Fan-boosted tiles can be problem-solvers when they are correctly used. Fans take the air they want, so they may leave little air for other cabinets. Tiles with temperature-controlled fans can help. But they're expensive, and organizations may need a lot of them to balance a room.

Act to ensure cooling air is sufficient

For continuing problems or for non-raised floor rooms, there are ways to supplement cooling in specific areas, but they all have challenges.

Adding in-row coolers requires rearranging cabinets. Front- or rear-door pre- or post-coolers can reduce heat load. But both require piping and a chilled water or refrigerant cooling source. These can be far more effective, however, than adding or replacing large computer room air conditioners or computer room air handlers and less expensive as well. Simply adding air conditioners, especially to underfloor systems, can impair cooling unless experts have optimized air flow designs using computational fluid dynamics air flow modeling.

Aisle containment is another option to ensure cooling air is sufficient to regulate equipment temperatures. There are two major decisions in doing this.

1. Full or partial containment

Full containment can be difficult to implement in existing facilities. If fire protection heads are in alternate aisles, above-cabinet air containment barriers will stop sprinkler or gas discharge from reaching adjacent aisles. There are three options:

  1. Install partial containment. Enclosing aisle ends -- but not closing above cabinets -- can be nearly as effective as full containment in some situations.
  2. Add fire protection heads and sensors. This is the best option but is expensive and potentially disruptive in an operating data center.
  3. Consider products that automatically remove containment barriers in the event of a fire. Unfortunately, most of these don't comply with National Fire Protection Association 76, which is an advisory standard and not code-enforceable. Only truly compliant options are recommended.

2. Hot or cold aisle containment

There are proponents of each, but cabinet configuration may dictate. Cold aisle containment requires good air balance and ensures that all the cool air goes to cabinets. But the rest of the room is hot -- perhaps 100 degrees Fahrenheit (37.8 degrees Celsius) or more.

Hot aisle containment is more energy-efficient but requires a clear return air path back to the air conditioners. Existing installations often find cold aisle containment more practical to retrofit.

diagram of data center with hot and cold aisles

Overhead coolers are effective in delivering cool air directly in front of high-heat cabinets, but they require large heat loads to operate. They also use special piping that can be difficult to install in existing facilities.

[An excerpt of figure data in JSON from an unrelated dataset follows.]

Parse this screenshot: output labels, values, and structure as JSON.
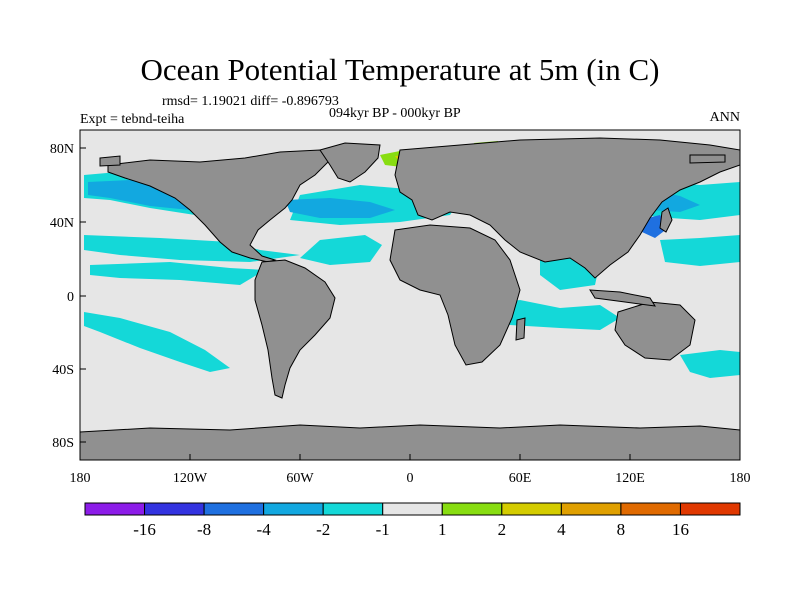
{
  "title": "Ocean Potential Temperature at 5m (in C)",
  "stats": "rmsd= 1.19021 diff= -0.896793",
  "experiment": "Expt = tebnd-teiha",
  "period": "094kyr BP - 000kyr BP",
  "season": "ANN",
  "axes": {
    "x_ticks": [
      "180",
      "120W",
      "60W",
      "0",
      "60E",
      "120E",
      "180"
    ],
    "y_ticks": [
      "80N",
      "40N",
      "0",
      "40S",
      "80S"
    ]
  },
  "colorbar": {
    "colors": [
      "#8c1ce8",
      "#3333e0",
      "#1f70e0",
      "#12a8e0",
      "#14d8d8",
      "#e6e6e6",
      "#88dd11",
      "#d4cc00",
      "#e0a000",
      "#e06a00",
      "#e03800"
    ],
    "labels": [
      "-16",
      "-8",
      "-4",
      "-2",
      "-1",
      "1",
      "2",
      "4",
      "8",
      "16"
    ]
  },
  "palette": {
    "land": "#909090",
    "ocean_neutral": "#e6e6e6",
    "cyan": "#14d8d8",
    "blue": "#12a8e0",
    "deep_blue": "#1f70e0",
    "green": "#88dd11",
    "yellow": "#d4cc00"
  }
}
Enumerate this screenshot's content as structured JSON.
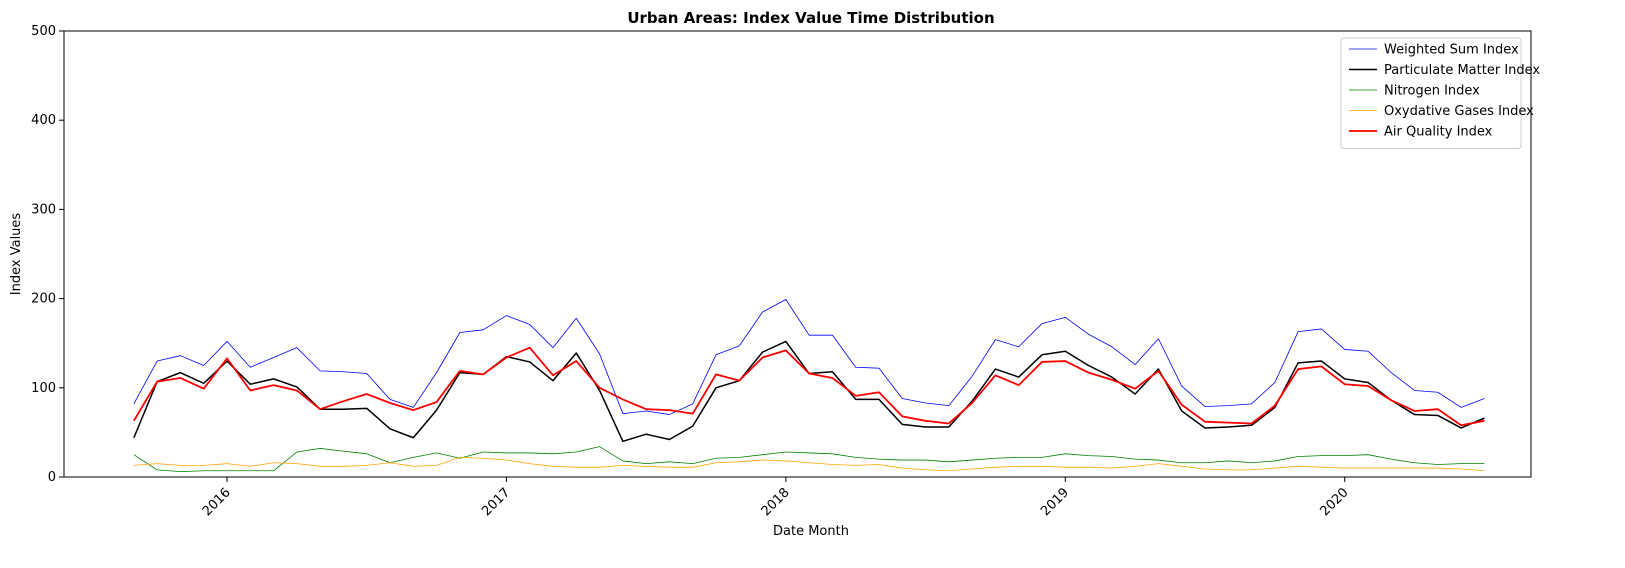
{
  "chart_data": {
    "type": "line",
    "title": "Urban Areas: Index Value Time Distribution",
    "x_label": "Date Month",
    "y_label": "Index Values",
    "x": [
      "2015-09",
      "2015-10",
      "2015-11",
      "2015-12",
      "2016-01",
      "2016-02",
      "2016-03",
      "2016-04",
      "2016-05",
      "2016-06",
      "2016-07",
      "2016-08",
      "2016-09",
      "2016-10",
      "2016-11",
      "2016-12",
      "2017-01",
      "2017-02",
      "2017-03",
      "2017-04",
      "2017-05",
      "2017-06",
      "2017-07",
      "2017-08",
      "2017-09",
      "2017-10",
      "2017-11",
      "2017-12",
      "2018-01",
      "2018-02",
      "2018-03",
      "2018-04",
      "2018-05",
      "2018-06",
      "2018-07",
      "2018-08",
      "2018-09",
      "2018-10",
      "2018-11",
      "2018-12",
      "2019-01",
      "2019-02",
      "2019-03",
      "2019-04",
      "2019-05",
      "2019-06",
      "2019-07",
      "2019-08",
      "2019-09",
      "2019-10",
      "2019-11",
      "2019-12",
      "2020-01",
      "2020-02",
      "2020-03",
      "2020-04",
      "2020-05",
      "2020-06",
      "2020-07"
    ],
    "series": [
      {
        "name": "Weighted Sum Index",
        "color": "#0000ff",
        "width": 0.8,
        "values": [
          82,
          130,
          136,
          125,
          152,
          123,
          134,
          145,
          119,
          118,
          116,
          87,
          78,
          117,
          162,
          165,
          181,
          171,
          145,
          178,
          138,
          71,
          74,
          70,
          82,
          137,
          147,
          185,
          199,
          159,
          159,
          123,
          122,
          88,
          83,
          80,
          113,
          154,
          146,
          172,
          179,
          160,
          146,
          126,
          155,
          102,
          79,
          80,
          82,
          106,
          163,
          166,
          143,
          141,
          117,
          97,
          95,
          78,
          88
        ]
      },
      {
        "name": "Particulate Matter Index",
        "color": "#000000",
        "width": 1.5,
        "values": [
          44,
          107,
          117,
          105,
          130,
          104,
          110,
          101,
          76,
          76,
          77,
          54,
          44,
          75,
          117,
          115,
          135,
          129,
          108,
          139,
          97,
          40,
          48,
          42,
          57,
          100,
          108,
          140,
          152,
          116,
          118,
          87,
          87,
          59,
          56,
          56,
          85,
          121,
          112,
          137,
          141,
          125,
          112,
          93,
          121,
          74,
          55,
          56,
          58,
          78,
          128,
          130,
          110,
          106,
          86,
          70,
          69,
          55,
          66
        ]
      },
      {
        "name": "Nitrogen Index",
        "color": "#008000",
        "width": 0.8,
        "values": [
          25,
          8,
          6,
          7,
          7,
          7,
          7,
          28,
          32,
          29,
          26,
          16,
          22,
          27,
          21,
          28,
          27,
          27,
          26,
          28,
          34,
          18,
          15,
          17,
          15,
          21,
          22,
          25,
          28,
          27,
          26,
          22,
          20,
          19,
          19,
          17,
          19,
          21,
          22,
          22,
          26,
          24,
          23,
          20,
          19,
          16,
          16,
          18,
          16,
          18,
          23,
          24,
          24,
          25,
          20,
          16,
          14,
          15,
          15
        ]
      },
      {
        "name": "Oxydative Gases Index",
        "color": "#ffa500",
        "width": 0.8,
        "values": [
          13,
          15,
          13,
          13,
          15,
          12,
          16,
          15,
          12,
          12,
          13,
          16,
          12,
          13,
          22,
          21,
          19,
          15,
          12,
          11,
          11,
          13,
          12,
          11,
          11,
          16,
          17,
          19,
          18,
          16,
          14,
          13,
          14,
          10,
          8,
          7,
          9,
          11,
          12,
          12,
          11,
          11,
          10,
          12,
          15,
          12,
          9,
          8,
          8,
          10,
          12,
          11,
          10,
          10,
          10,
          10,
          10,
          9,
          7
        ]
      },
      {
        "name": "Air Quality Index",
        "color": "#ff0000",
        "width": 1.8,
        "values": [
          63,
          107,
          111,
          99,
          133,
          97,
          103,
          97,
          76,
          85,
          93,
          83,
          75,
          84,
          119,
          115,
          134,
          145,
          114,
          130,
          100,
          87,
          76,
          75,
          71,
          115,
          108,
          134,
          142,
          116,
          111,
          91,
          95,
          68,
          63,
          60,
          83,
          114,
          103,
          129,
          130,
          117,
          109,
          99,
          119,
          81,
          62,
          61,
          60,
          80,
          121,
          124,
          104,
          102,
          86,
          74,
          76,
          58,
          63
        ]
      }
    ],
    "xlim": [
      "2015-06",
      "2020-09"
    ],
    "xticks": [
      {
        "value": "2016-01",
        "label": "2016"
      },
      {
        "value": "2017-01",
        "label": "2017"
      },
      {
        "value": "2018-01",
        "label": "2018"
      },
      {
        "value": "2019-01",
        "label": "2019"
      },
      {
        "value": "2020-01",
        "label": "2020"
      }
    ],
    "ylim": [
      0,
      500
    ],
    "yticks": [
      0,
      100,
      200,
      300,
      400,
      500
    ],
    "legend": "upper right",
    "grid": false
  }
}
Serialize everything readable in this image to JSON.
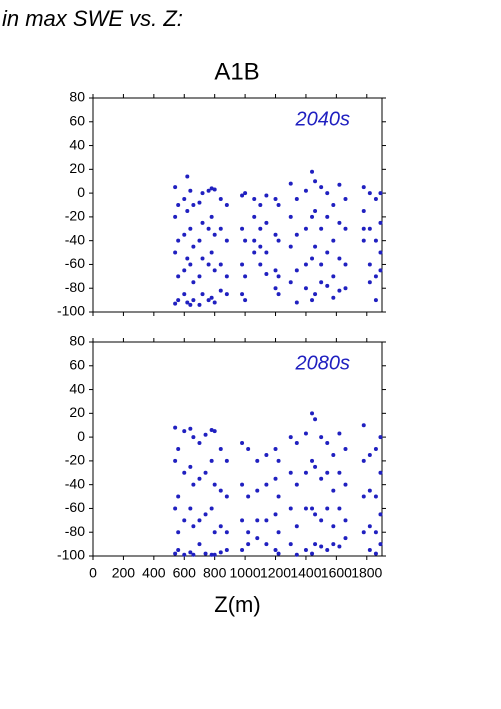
{
  "page_title": "in max SWE vs. Z:",
  "panel_title": "A1B",
  "chart_data": [
    {
      "type": "scatter",
      "annotation": "2040s",
      "xlim": [
        0,
        1900
      ],
      "ylim": [
        -100,
        80
      ],
      "xticks": [
        0,
        200,
        400,
        600,
        800,
        1000,
        1200,
        1400,
        1600,
        1800
      ],
      "yticks": [
        80,
        60,
        40,
        20,
        0,
        -20,
        -40,
        -60,
        -80,
        -100
      ],
      "series": [
        {
          "color": "#2020c0",
          "x": [
            540,
            540,
            540,
            540,
            560,
            560,
            560,
            560,
            600,
            600,
            600,
            600,
            620,
            620,
            620,
            620,
            640,
            640,
            640,
            640,
            660,
            660,
            660,
            660,
            700,
            700,
            700,
            700,
            720,
            720,
            720,
            720,
            760,
            760,
            760,
            760,
            780,
            780,
            780,
            780,
            800,
            800,
            800,
            800,
            840,
            840,
            840,
            840,
            880,
            880,
            880,
            880,
            980,
            980,
            980,
            980,
            1000,
            1000,
            1000,
            1000,
            1060,
            1060,
            1060,
            1060,
            1100,
            1100,
            1100,
            1100,
            1140,
            1140,
            1140,
            1140,
            1200,
            1200,
            1200,
            1200,
            1220,
            1220,
            1220,
            1220,
            1300,
            1300,
            1300,
            1300,
            1340,
            1340,
            1340,
            1340,
            1400,
            1400,
            1400,
            1400,
            1440,
            1440,
            1440,
            1440,
            1460,
            1460,
            1460,
            1460,
            1500,
            1500,
            1500,
            1500,
            1540,
            1540,
            1540,
            1540,
            1580,
            1580,
            1580,
            1580,
            1620,
            1620,
            1620,
            1620,
            1660,
            1660,
            1660,
            1660,
            1780,
            1780,
            1780,
            1780,
            1820,
            1820,
            1820,
            1820,
            1860,
            1860,
            1860,
            1860,
            1890,
            1890,
            1890,
            1890
          ],
          "values": [
            5,
            -20,
            -50,
            -93,
            -10,
            -40,
            -70,
            -90,
            -5,
            -35,
            -65,
            -85,
            14,
            -15,
            -55,
            -92,
            2,
            -30,
            -60,
            -94,
            -10,
            -45,
            -75,
            -90,
            -8,
            -40,
            -70,
            -94,
            0,
            -25,
            -55,
            -85,
            2,
            -30,
            -60,
            -90,
            4,
            -20,
            -50,
            -88,
            3,
            -35,
            -65,
            -92,
            -5,
            -30,
            -60,
            -82,
            -10,
            -40,
            -70,
            -85,
            -2,
            -30,
            -60,
            -85,
            0,
            -40,
            -70,
            -90,
            -5,
            -20,
            -40,
            -50,
            -10,
            -30,
            -45,
            -60,
            -2,
            -25,
            -50,
            -68,
            -5,
            -35,
            -65,
            -80,
            -10,
            -40,
            -70,
            -85,
            8,
            -20,
            -45,
            -75,
            -5,
            -35,
            -65,
            -92,
            2,
            -30,
            -60,
            -80,
            18,
            -20,
            -55,
            -90,
            10,
            -15,
            -45,
            -85,
            5,
            -30,
            -60,
            -75,
            0,
            -20,
            -50,
            -78,
            -10,
            -40,
            -70,
            -88,
            7,
            -25,
            -55,
            -82,
            -5,
            -30,
            -60,
            -80,
            5,
            -15,
            -30,
            -40,
            0,
            -30,
            -60,
            -75,
            -5,
            -40,
            -70,
            -90,
            0,
            -25,
            -50,
            -65
          ]
        }
      ]
    },
    {
      "type": "scatter",
      "annotation": "2080s",
      "xlabel": "Z(m)",
      "xlim": [
        0,
        1900
      ],
      "ylim": [
        -100,
        80
      ],
      "xticks": [
        0,
        200,
        400,
        600,
        800,
        1000,
        1200,
        1400,
        1600,
        1800
      ],
      "yticks": [
        80,
        60,
        40,
        20,
        0,
        -20,
        -40,
        -60,
        -80,
        -100
      ],
      "series": [
        {
          "color": "#2020c0",
          "x": [
            540,
            540,
            540,
            540,
            560,
            560,
            560,
            560,
            600,
            600,
            600,
            600,
            640,
            640,
            640,
            640,
            660,
            660,
            660,
            660,
            700,
            700,
            700,
            700,
            740,
            740,
            740,
            740,
            780,
            780,
            780,
            780,
            800,
            800,
            800,
            800,
            840,
            840,
            840,
            840,
            880,
            880,
            880,
            880,
            980,
            980,
            980,
            980,
            1020,
            1020,
            1020,
            1020,
            1080,
            1080,
            1080,
            1080,
            1140,
            1140,
            1140,
            1140,
            1200,
            1200,
            1200,
            1200,
            1220,
            1220,
            1220,
            1220,
            1300,
            1300,
            1300,
            1300,
            1340,
            1340,
            1340,
            1340,
            1400,
            1400,
            1400,
            1400,
            1440,
            1440,
            1440,
            1440,
            1460,
            1460,
            1460,
            1460,
            1500,
            1500,
            1500,
            1500,
            1540,
            1540,
            1540,
            1540,
            1580,
            1580,
            1580,
            1580,
            1620,
            1620,
            1620,
            1620,
            1660,
            1660,
            1660,
            1660,
            1780,
            1780,
            1780,
            1780,
            1820,
            1820,
            1820,
            1820,
            1860,
            1860,
            1860,
            1860,
            1890,
            1890,
            1890,
            1890
          ],
          "values": [
            8,
            -20,
            -60,
            -98,
            -10,
            -50,
            -80,
            -95,
            5,
            -30,
            -70,
            -99,
            7,
            -25,
            -60,
            -97,
            0,
            -40,
            -75,
            -99,
            -5,
            -35,
            -70,
            -90,
            2,
            -30,
            -65,
            -98,
            6,
            -20,
            -60,
            -99,
            5,
            -40,
            -80,
            -99,
            -10,
            -45,
            -75,
            -97,
            -20,
            -50,
            -80,
            -95,
            -5,
            -40,
            -70,
            -95,
            -10,
            -50,
            -80,
            -90,
            -20,
            -45,
            -70,
            -85,
            -15,
            -40,
            -70,
            -90,
            -10,
            -35,
            -65,
            -95,
            -20,
            -50,
            -80,
            -98,
            0,
            -30,
            -60,
            -90,
            -5,
            -40,
            -75,
            -99,
            3,
            -30,
            -60,
            -95,
            20,
            -20,
            -60,
            -98,
            15,
            -25,
            -65,
            -90,
            0,
            -35,
            -70,
            -92,
            -5,
            -30,
            -60,
            -95,
            -15,
            -45,
            -75,
            -90,
            3,
            -30,
            -60,
            -92,
            -10,
            -40,
            -70,
            -85,
            10,
            -20,
            -50,
            -80,
            -15,
            -45,
            -75,
            -95,
            -10,
            -50,
            -80,
            -98,
            0,
            -30,
            -65,
            -90
          ]
        }
      ]
    }
  ]
}
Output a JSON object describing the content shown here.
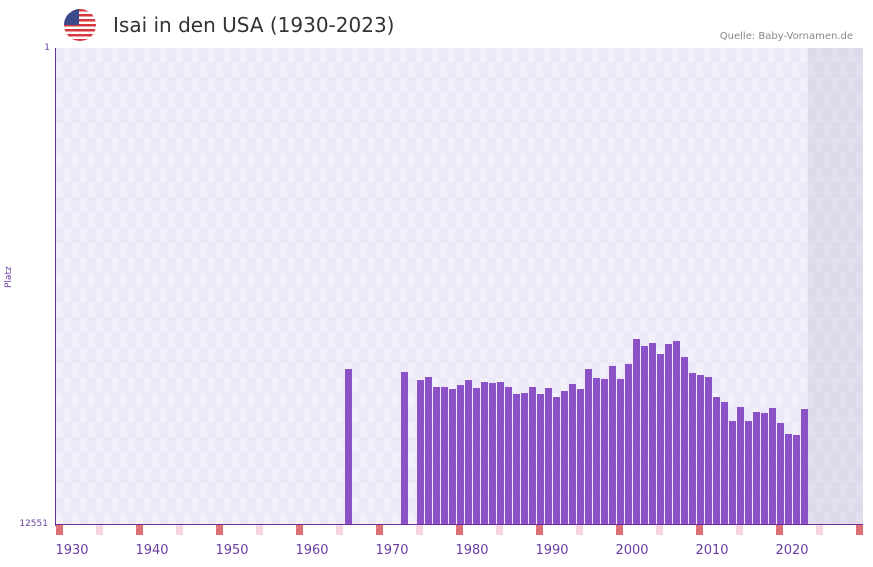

Monitor the cooling environment

Most importantly, install good environmental monitoring -- data center infrastructure management software -- and mount sensors on cabinets. Modern smart power distribution units make this easy. Adjust cooling with real data, not just on how an area feels. Good data enables organizations to operate near the top of the ASHRAE Thermal Guidelines -- 27 degrees Celsius or 80.6 degrees Fahrenheit inlet temperature to the IT equipment -- using less cooling energy but also getting more capacity out of cooling units.

Self-cooled cabinets can work in data centers that only have a few cabinets that contain high-density equipment. They are large and may be nonredundant. If cooling stops, doors swing open to access room cooling until organizations fix the cabinet system.

Total immersion cooling runs servers in a vat of nonconductive liquid that can handle high heat densities. They're like horizontal 42U cabinets, but their weights may make floor loading a problem. For a full rack of high-performance servers, however, they may be the easiest solution of all.

There are many ways available to solve challenging cooling problems, but the biggest challenge may be deciding which to choose. Examine your budgets and requirements of the facility to determine the best way to fix common cooling issues.